Goals in management are to protect the intracranial structure, control any existing CSF leakage, prevent late complications, and aesthetically correct the deformity caused, if any. In anterior table fractures, if the table is minimally displaced, there will be no treatment necessary, only observation. If largely displaced, the correction is open reduction and internal fixation. If inhibiting the nasofrontal outflow tract, procedure is to undergo open reduction and internal fixation of the anterior table and osteoplastic flap with obliteration.

In posterior table fractures, a non-displaced fracture with no CSF leak will only be observed. Those with a CSF leak will undergo sinus exploration if the CSF leak is not internally resolved within 4 to 7 days. With more dramatic displacements, sinus exploration will be required to determine the required level of cranialization, obliteration, and reparation to the dura.
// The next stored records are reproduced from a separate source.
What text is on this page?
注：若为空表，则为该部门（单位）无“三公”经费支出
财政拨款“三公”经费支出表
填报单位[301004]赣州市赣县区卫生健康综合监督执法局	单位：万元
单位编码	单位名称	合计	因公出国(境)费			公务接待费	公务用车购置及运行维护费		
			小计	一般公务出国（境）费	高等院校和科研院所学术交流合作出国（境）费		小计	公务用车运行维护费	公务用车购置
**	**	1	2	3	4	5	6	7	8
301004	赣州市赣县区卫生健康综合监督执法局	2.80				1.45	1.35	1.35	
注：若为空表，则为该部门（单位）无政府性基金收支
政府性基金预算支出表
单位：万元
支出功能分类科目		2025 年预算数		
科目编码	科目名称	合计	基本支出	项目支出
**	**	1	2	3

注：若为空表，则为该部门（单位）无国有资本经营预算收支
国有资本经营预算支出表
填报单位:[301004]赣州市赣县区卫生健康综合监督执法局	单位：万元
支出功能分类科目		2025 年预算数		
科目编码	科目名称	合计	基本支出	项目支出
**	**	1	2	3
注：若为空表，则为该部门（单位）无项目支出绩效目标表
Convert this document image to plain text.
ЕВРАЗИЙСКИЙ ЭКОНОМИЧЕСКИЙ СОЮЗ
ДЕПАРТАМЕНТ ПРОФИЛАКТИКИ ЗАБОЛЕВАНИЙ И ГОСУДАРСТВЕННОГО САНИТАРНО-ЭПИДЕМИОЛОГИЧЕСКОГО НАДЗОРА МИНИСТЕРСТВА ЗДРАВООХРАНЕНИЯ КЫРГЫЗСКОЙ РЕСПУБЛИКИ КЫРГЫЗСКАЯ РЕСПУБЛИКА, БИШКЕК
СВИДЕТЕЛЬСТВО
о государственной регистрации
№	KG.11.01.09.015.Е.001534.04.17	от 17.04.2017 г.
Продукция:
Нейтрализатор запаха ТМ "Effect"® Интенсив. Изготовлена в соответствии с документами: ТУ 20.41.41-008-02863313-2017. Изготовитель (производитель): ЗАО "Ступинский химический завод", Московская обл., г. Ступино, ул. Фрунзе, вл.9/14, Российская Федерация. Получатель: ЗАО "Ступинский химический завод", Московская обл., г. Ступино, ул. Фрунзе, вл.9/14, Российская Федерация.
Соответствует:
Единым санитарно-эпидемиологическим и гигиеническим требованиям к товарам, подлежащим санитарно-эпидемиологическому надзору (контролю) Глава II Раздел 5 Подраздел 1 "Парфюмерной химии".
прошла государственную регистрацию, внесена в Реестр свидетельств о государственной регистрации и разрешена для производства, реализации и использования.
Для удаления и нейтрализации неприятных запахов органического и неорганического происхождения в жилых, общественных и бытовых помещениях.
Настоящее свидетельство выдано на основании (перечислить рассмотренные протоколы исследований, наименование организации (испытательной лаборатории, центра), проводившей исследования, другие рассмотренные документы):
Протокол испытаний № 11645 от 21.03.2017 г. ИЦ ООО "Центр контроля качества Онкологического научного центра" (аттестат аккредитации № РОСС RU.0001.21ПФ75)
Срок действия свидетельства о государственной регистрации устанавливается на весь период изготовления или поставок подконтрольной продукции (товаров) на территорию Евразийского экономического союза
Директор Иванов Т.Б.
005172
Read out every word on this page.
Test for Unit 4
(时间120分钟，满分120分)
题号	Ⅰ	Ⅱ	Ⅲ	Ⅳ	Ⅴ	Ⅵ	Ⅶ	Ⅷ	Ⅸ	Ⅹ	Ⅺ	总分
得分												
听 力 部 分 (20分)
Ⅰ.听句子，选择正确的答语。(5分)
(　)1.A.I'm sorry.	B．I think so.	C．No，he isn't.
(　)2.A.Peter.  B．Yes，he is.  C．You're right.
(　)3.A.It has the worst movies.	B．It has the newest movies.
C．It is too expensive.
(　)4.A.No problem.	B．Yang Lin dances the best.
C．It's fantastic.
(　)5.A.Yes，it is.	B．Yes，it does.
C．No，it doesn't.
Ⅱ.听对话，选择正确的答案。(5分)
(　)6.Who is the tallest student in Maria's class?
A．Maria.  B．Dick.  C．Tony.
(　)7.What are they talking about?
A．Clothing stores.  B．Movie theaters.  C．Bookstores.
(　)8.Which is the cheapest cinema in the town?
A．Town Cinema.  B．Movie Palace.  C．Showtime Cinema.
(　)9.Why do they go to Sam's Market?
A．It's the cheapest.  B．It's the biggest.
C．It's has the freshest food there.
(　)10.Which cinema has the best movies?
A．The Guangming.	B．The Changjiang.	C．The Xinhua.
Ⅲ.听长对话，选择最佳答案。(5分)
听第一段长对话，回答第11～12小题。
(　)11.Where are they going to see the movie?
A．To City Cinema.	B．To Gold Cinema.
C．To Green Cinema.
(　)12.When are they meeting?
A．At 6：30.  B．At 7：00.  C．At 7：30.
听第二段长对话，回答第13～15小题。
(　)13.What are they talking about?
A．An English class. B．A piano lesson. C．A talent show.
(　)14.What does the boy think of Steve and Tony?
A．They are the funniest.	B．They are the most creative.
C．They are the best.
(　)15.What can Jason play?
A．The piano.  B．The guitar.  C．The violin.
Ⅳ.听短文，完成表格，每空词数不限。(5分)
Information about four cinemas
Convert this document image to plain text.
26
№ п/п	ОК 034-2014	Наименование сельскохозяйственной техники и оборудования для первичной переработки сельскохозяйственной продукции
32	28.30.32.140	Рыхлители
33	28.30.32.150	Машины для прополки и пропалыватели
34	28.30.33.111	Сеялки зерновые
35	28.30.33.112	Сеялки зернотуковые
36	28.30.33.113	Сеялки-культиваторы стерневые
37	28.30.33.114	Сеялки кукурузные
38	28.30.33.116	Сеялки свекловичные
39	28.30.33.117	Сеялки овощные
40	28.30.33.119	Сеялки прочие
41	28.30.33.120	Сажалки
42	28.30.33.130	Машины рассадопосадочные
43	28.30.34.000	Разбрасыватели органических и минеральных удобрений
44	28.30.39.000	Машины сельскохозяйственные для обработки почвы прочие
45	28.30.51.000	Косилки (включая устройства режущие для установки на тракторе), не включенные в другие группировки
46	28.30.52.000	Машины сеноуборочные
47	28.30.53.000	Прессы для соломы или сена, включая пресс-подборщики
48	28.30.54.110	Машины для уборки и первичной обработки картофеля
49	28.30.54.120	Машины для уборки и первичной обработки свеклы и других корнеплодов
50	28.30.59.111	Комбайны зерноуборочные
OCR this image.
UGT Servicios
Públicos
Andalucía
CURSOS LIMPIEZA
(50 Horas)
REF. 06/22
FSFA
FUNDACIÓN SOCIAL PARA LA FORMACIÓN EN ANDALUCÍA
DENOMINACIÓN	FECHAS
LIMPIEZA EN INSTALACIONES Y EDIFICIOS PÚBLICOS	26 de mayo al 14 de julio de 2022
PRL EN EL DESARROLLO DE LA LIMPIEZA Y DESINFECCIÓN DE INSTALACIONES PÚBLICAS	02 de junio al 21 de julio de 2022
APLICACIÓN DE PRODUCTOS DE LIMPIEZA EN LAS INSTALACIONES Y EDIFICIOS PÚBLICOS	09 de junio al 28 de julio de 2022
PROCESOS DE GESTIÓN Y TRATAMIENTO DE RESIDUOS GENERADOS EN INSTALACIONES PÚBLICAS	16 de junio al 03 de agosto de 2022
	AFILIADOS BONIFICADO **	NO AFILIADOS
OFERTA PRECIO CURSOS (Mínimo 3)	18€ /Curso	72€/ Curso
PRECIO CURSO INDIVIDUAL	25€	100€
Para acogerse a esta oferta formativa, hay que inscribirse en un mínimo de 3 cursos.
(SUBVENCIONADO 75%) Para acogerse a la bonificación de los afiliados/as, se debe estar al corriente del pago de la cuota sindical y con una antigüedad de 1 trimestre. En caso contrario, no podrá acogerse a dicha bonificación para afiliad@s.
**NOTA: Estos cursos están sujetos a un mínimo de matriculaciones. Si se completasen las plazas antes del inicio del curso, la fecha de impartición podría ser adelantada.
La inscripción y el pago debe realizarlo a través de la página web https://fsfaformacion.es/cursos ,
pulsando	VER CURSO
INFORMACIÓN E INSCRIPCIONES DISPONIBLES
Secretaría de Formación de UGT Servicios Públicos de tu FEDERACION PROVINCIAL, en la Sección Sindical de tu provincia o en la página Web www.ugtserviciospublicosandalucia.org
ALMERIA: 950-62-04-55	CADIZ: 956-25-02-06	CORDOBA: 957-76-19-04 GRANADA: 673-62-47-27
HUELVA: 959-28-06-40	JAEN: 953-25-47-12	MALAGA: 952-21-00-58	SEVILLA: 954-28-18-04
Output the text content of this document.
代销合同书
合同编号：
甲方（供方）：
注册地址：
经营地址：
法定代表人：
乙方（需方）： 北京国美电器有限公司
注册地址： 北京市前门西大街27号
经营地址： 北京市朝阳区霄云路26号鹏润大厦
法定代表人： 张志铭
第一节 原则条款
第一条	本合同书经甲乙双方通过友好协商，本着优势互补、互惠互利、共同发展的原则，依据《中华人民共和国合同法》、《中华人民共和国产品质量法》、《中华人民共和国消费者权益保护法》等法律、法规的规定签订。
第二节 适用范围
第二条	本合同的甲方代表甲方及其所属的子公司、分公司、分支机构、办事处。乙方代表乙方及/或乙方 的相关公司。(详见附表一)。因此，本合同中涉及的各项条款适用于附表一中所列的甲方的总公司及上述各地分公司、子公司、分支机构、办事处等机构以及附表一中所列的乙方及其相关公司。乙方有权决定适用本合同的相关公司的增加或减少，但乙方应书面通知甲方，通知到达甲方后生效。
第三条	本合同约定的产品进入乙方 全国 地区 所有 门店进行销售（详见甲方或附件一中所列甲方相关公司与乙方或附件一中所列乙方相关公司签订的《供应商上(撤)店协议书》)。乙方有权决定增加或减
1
===Aesthetic reconstruction===

In the case of facial feminization surgery, modifications to the frontal sinus can be made to make the face more feminine, alongside softening the orbital rims. The forehead operations for feminization were first described by Dr. Douglas Ousterhout in the 1980s. Those operations consisted of four different techniques based on the anatomy of the patient. They were named arbitrarily by number (Type 1, Type 2, Type 3 and Type 4), with no particular relevance to their level of difficulty or frequency.

- Type 1
The Type I forehead describes a forehead with an absent frontal sinus or alternatively with sufficiently thick bone overlaying the frontal sinus so that burring alone is enough to correct the forehead. This type of forehead tends to occur in approximately 3% to 5% of the population. In these situations, the operation consists of using rotary instruments to shape and contour the bone to the desired level, while observing the thickness of the bone to avoid penetrating the intracranial space. The main risks associated with this operation tend to be bleeding. There are often venous lakes present throughout the frontal bone.

- Type 2
The Type II forehead describes another uncommon situation. This describes a patient with brow bossing; however, the bossing is at the correction position in terms of prominence. Therefore, the problem lies primarily above the bossing. We see this forehead type at about the same frequency as we see the Type I forehead. The Type II forehead is corrected by using a filling material such as methyl methacrylate.7 Other materials may be more ideal at this point; however, none are superior in terms of cost to methyl methacrylate. Although many surgeons do not consider the cost of the materials they are using, hydroxyapatite and calcium phos-phate bone cements cost approximately 1000 times that of methyl methacrylate. The advantage of bone cement is its adherence to the underlying bone, and the more analogous nature to native bone substrate. The material is applied to fill in the area above the bossing, and then gently contoured to blend with the transverse forehead bossing thereby-creating a uniformly round forehead
- Type 3
The Type III forehead is the most common situation and occurs in more than 90% of patients. The forehead, in this situation, has a prominent bossing across the top of the brows, and that bossing is overly projected. A frontal sinus is present. The thinness of the sinus precludes using exclusively rotary instruments to thin the bone. An osteotomy and reconstruction are the only operations to provide the proper round shape to the forehead with the decreased prominence that is necessary for a soft forehead, which involves a setback of the anterior table of the frontal sinus. This procedure is described as Type 3 Forehead Cranioplasty.

- Type 4
This operation can be described as an extended Type II operation. In this situation, the entire forehead is diminutive, including the area underlying the brows, and the entire forehead requires augmentation. Regardless of the material type, care should be taken to avoid having the implant sit directly underneath the incision as this leads to a higher rate of infection and removal.

Treatment of the orbital rim is almost always necessary in all these various forehead operations, regardless of what is done with the frontal bossing.